An opposition politician and critic of the Taylor government added:
"To say that the Taylor regime undertakes 'humanitarian missions' is the funniest thing I have heard. From the days of the National Patriotic Front of Liberia (NPFL) to now, they have no record of humanitarianism. Their record is to take away from their victims, to loot and plunder".
Of course, the list of persons who have been returned to their mothers' wombs or executed also includes Emmet Ross, Taylor's deputy national security chief whose mysterious death in December 2001 is unresolved, though there are credible reports that the deputy minister was executed by government security forces.

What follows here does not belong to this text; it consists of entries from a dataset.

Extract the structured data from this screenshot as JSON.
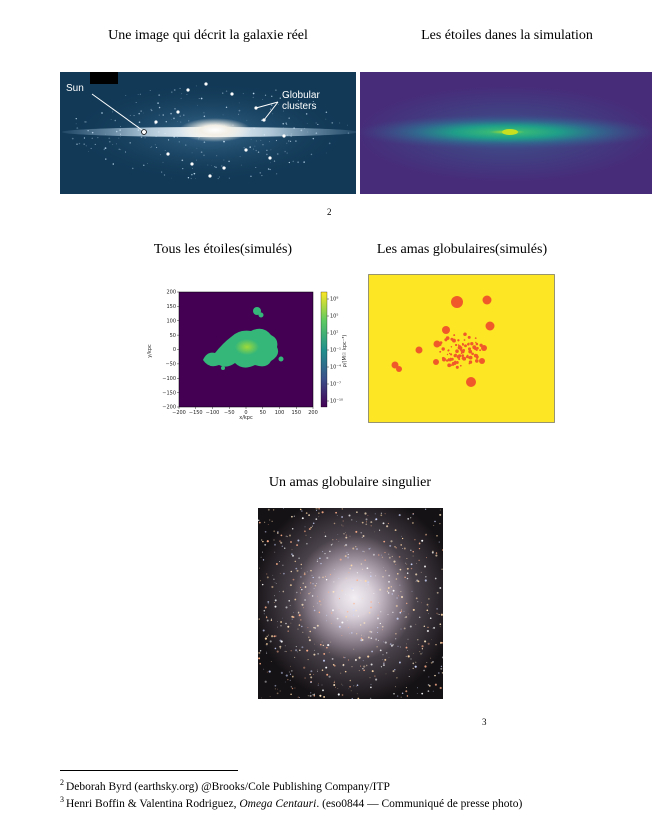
{
  "captions": {
    "real_galaxy": "Une image qui décrit la galaxie réel",
    "sim_stars": "Les étoiles danes la simulation",
    "all_stars": "Tous les étoiles(simulés)",
    "clusters_sim": "Les amas globulaires(simulés)",
    "single_cluster": "Un amas globulaire singulier"
  },
  "galaxy_labels": {
    "sun": "Sun",
    "clusters_line1": "Globular",
    "clusters_line2": "clusters"
  },
  "page_markers": {
    "ref2": "2",
    "ref3": "3"
  },
  "scatter_plot": {
    "xlabel": "x/kpc",
    "ylabel": "y/kpc",
    "x_ticks": [
      "−200",
      "−150",
      "−100",
      "−50",
      "0",
      "50",
      "100",
      "150",
      "200"
    ],
    "y_ticks": [
      "200",
      "150",
      "100",
      "50",
      "0",
      "−50",
      "−100",
      "−150",
      "−200"
    ],
    "colorbar_label": "ρ/(M☉ kpc⁻³)",
    "colorbar_ticks": [
      "10⁸",
      "10⁵",
      "10²",
      "10⁻¹",
      "10⁻⁴",
      "10⁻⁷",
      "10⁻¹⁰"
    ]
  },
  "footnotes": {
    "n2": {
      "num": "2",
      "text": "Deborah Byrd (earthsky.org) @Brooks/Cole Publishing Company/ITP"
    },
    "n3": {
      "num": "3",
      "pre": "Henri Boffin & Valentina Rodriguez, ",
      "italic": "Omega Centauri",
      "post": ". (eso0844 — Communiqué de presse photo)"
    }
  },
  "colors": {
    "viridis_dark": "#440154",
    "viridis_green": "#35b779",
    "plot_yellow": "#fde725",
    "cluster_red": "#f05a2a"
  }
}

Henry Cooper, a local chair of the opposition Unity Party (UP), is another horrible murder linked to the government. The Government has not denied killing Mr. Cooper, but they insisted the Henry Cooper they killed was not the Henry Cooper of the Unity Party. The UP has denounced the government's explanation as nonsense and challenged it to produce the living body of Henry Cooper of UP, but the government has yet to produce it.
Taylor continues to made good on his threats against opposition politicians and Liberians critical of his rule at home and abroad. A recent assassination of General Alfred T. Glay, one of the many Liberian exiles that the Taylor government blamed for the UN sanctions on his government. "You would be followed even in your mother's womb. If you think you can hide, we will show that you cannot hide," Taylor has boasted on numerous occasion. Indeed, Gen. Glay was chased into his 81-yeay-old mother's womb by Taylor's security men on April 25, 2002 in Ghana, West Africa.

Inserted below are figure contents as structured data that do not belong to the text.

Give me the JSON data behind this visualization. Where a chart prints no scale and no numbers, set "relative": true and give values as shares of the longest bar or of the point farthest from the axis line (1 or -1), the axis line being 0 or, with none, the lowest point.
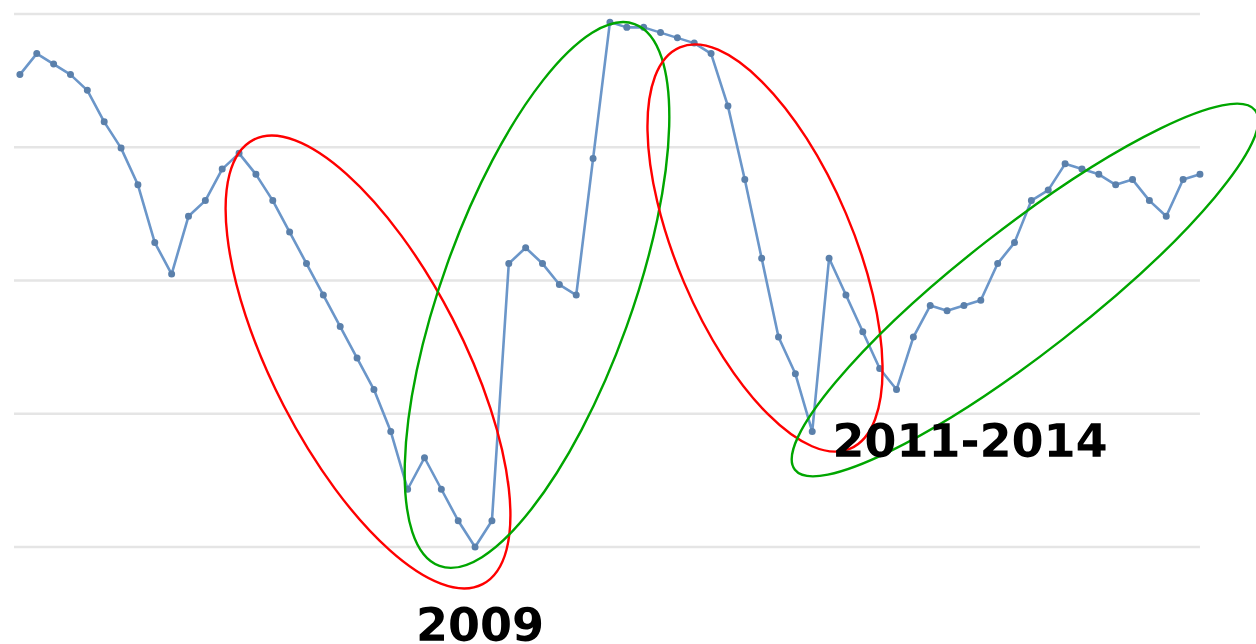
{
  "chart_data": {
    "type": "line",
    "relative": true,
    "color": "#6b96c9",
    "marker": "circle",
    "grid": "y",
    "categories": [
      null,
      null,
      null,
      null,
      null,
      null,
      null,
      null,
      null,
      null,
      null,
      null,
      null,
      null,
      null,
      null,
      null,
      null,
      null,
      null,
      null,
      null,
      null,
      null,
      null,
      null,
      null,
      null,
      null,
      null,
      null,
      null,
      null,
      null,
      null,
      null,
      null,
      null,
      null,
      null,
      null,
      null,
      null,
      null,
      null,
      null,
      null,
      null,
      null,
      null,
      null,
      null,
      null,
      null,
      null,
      null,
      null,
      null,
      null,
      null,
      null,
      null,
      null,
      null,
      null,
      null,
      null,
      null,
      null,
      null,
      null
    ],
    "values": [
      0.9,
      0.94,
      0.92,
      0.9,
      0.87,
      0.81,
      0.76,
      0.69,
      0.58,
      0.52,
      0.63,
      0.66,
      0.72,
      0.75,
      0.71,
      0.66,
      0.6,
      0.54,
      0.48,
      0.42,
      0.36,
      0.3,
      0.22,
      0.11,
      0.17,
      0.11,
      0.05,
      0,
      0.05,
      0.54,
      0.57,
      0.54,
      0.5,
      0.48,
      0.74,
      1,
      0.99,
      0.99,
      0.98,
      0.97,
      0.96,
      0.94,
      0.84,
      0.7,
      0.55,
      0.4,
      0.33,
      0.22,
      0.55,
      0.48,
      0.41,
      0.34,
      0.3,
      0.4,
      0.46,
      0.45,
      0.46,
      0.47,
      0.54,
      0.58,
      0.66,
      0.68,
      0.73,
      0.72,
      0.71,
      0.69,
      0.7,
      0.66,
      0.63,
      0.7,
      0.71
    ],
    "annotations": [
      "2009",
      "2011-2014"
    ]
  }
}
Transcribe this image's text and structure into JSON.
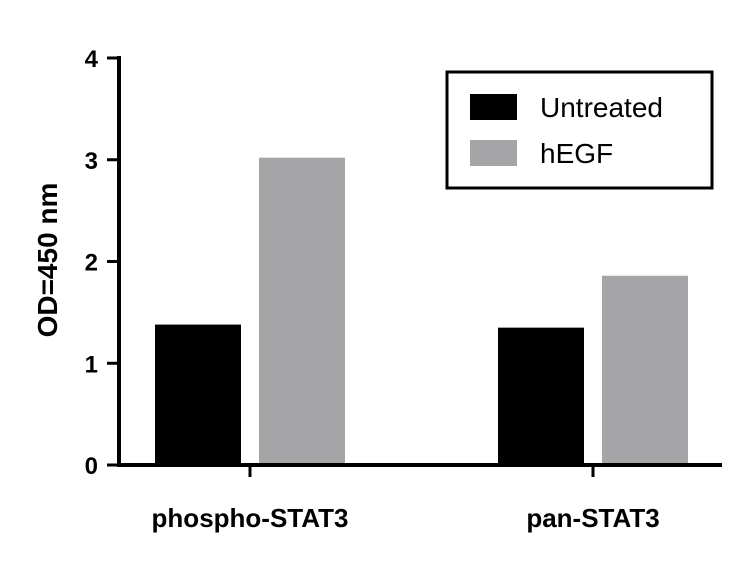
{
  "chart_data": {
    "type": "bar",
    "title": "",
    "xlabel": "",
    "ylabel": "OD=450 nm",
    "ylim": [
      0,
      4
    ],
    "yticks": [
      0,
      1,
      2,
      3,
      4
    ],
    "categories": [
      "phospho-STAT3",
      "pan-STAT3"
    ],
    "series": [
      {
        "name": "Untreated",
        "color": "#000000",
        "values": [
          1.38,
          1.35
        ]
      },
      {
        "name": "hEGF",
        "color": "#a5a5a7",
        "values": [
          3.02,
          1.86
        ]
      }
    ],
    "legend_position": "top-right",
    "grid": false
  }
}
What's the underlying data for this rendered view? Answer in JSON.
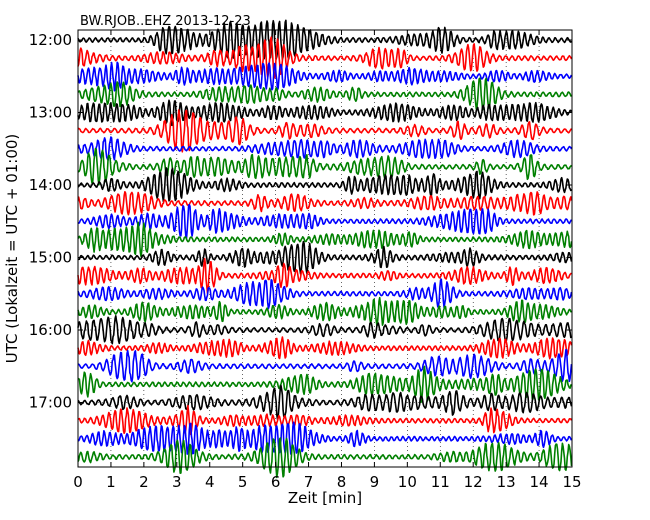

The alleged assassins of General Glay were Charles Wrotee and Christopher Wesseh. Charles Wrotee fought along with Charles Taylor in the 1980's in his campaign to overthrow the Samuel K. Doe government. During that period, he was known as "Ranger". Both Charles Wrotee and Christopher Wesseh are members of Taylor's security network. The network, the January 10, 1999 edition of The Washington Post referenced as: ".... an obsession with security among Taylor and his people that is leading his government to build a heavily policed state in which overlapping security agencies show too little respect for law and human rights."

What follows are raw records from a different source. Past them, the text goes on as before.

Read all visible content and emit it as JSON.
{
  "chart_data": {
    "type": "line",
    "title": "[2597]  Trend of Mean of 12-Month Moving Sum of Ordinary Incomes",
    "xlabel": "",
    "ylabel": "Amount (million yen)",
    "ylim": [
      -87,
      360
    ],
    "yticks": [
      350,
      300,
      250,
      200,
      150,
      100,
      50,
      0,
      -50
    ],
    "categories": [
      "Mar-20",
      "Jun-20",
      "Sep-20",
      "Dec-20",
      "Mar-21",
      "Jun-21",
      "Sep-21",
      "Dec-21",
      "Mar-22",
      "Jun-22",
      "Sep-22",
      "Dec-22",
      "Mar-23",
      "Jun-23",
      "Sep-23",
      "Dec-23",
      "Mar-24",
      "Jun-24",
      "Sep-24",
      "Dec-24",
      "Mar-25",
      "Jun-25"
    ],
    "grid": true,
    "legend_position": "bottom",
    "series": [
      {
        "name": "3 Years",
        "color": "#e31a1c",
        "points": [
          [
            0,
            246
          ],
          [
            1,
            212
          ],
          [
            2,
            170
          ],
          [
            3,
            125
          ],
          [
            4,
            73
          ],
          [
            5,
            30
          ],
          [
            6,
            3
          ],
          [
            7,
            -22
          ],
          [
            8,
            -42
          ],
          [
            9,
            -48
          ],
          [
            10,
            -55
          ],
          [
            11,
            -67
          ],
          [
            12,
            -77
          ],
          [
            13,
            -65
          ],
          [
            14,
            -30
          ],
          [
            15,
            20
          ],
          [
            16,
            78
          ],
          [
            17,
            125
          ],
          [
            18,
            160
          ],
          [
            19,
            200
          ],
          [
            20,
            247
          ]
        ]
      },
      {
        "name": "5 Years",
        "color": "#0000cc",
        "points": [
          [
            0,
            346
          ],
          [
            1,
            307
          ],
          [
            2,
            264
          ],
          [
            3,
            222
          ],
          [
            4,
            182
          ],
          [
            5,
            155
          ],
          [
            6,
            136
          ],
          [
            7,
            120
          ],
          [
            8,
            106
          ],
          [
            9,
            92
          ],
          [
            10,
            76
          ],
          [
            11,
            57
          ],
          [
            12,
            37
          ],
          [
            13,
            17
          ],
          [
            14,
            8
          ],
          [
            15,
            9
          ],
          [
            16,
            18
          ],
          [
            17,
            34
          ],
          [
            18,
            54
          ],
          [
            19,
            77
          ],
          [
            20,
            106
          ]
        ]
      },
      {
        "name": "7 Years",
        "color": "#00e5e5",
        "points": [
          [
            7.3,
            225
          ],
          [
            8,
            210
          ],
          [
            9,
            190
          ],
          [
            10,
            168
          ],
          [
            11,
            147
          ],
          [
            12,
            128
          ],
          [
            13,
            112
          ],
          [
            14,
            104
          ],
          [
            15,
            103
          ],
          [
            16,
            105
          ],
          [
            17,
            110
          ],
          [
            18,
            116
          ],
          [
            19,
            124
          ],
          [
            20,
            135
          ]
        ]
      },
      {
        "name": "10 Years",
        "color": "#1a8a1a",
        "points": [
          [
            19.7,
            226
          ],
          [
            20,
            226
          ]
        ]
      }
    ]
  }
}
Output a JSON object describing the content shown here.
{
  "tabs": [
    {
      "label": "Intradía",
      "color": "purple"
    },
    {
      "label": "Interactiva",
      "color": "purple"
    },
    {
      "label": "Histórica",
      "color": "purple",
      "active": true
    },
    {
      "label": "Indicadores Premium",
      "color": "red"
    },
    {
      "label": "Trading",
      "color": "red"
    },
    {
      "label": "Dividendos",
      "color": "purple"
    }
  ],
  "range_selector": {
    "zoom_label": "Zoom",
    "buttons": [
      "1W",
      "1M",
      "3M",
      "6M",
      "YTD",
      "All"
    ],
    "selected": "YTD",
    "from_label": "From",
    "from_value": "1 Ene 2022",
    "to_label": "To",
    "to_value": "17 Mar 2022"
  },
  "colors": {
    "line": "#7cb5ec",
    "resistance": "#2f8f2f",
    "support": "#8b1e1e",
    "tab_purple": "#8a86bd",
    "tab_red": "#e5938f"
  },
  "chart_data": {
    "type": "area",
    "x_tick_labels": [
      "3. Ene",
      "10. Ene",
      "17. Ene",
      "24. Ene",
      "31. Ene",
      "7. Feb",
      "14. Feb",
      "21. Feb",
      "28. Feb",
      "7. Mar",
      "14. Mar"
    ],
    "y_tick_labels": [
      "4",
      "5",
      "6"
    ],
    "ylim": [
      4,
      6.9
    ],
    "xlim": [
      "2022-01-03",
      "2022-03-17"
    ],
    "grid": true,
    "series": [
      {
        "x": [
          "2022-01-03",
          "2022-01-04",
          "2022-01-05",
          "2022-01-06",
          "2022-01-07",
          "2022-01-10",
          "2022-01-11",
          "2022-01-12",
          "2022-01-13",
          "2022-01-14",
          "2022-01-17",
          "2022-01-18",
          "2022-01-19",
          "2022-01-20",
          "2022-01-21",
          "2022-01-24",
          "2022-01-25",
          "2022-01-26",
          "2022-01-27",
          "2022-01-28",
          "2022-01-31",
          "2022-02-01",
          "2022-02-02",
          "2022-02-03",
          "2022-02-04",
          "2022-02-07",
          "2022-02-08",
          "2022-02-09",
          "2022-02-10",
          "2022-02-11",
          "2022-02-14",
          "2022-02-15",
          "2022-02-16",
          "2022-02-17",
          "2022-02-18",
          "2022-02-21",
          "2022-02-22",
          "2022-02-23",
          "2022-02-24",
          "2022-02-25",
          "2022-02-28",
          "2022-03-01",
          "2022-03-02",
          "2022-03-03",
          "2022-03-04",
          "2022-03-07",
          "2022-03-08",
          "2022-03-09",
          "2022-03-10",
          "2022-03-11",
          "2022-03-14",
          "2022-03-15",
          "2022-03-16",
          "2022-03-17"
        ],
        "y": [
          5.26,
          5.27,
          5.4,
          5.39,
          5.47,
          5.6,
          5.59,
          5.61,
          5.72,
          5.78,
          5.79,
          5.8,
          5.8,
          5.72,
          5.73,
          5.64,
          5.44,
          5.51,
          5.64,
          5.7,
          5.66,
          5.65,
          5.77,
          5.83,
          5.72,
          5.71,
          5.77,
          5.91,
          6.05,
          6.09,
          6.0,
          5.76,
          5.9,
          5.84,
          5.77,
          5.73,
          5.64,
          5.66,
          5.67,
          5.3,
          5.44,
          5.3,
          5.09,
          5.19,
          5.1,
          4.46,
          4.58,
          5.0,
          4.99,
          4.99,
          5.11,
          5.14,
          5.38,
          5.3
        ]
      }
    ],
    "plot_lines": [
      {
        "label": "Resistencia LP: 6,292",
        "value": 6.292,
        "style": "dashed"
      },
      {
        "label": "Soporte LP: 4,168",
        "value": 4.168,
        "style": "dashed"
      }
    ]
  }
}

While I may not subscribe to the idea of chasing people into their mothers' womb, for the simple fact that the womb is where LIFE begins, I empathized with an older Liberian lady whom I met recently that said to me: "My child, Taylor talks too much about womb. He talks as if he is a 'test tube' experiment; but since he talks that much about chasing people into their mothers' womb, it won't be such a bad idea for LURD to hand him that experience. Perhaps, then he would act like a normal human being." I couldn't help but laugh. She was dead serious! That's how affected we have become - longing for HOME, instead of our mothers' womb. I hope he too doesn't fall prey to the Liberian adage that warn us to "watch out, 'cause the hole you dig, may someday be your own."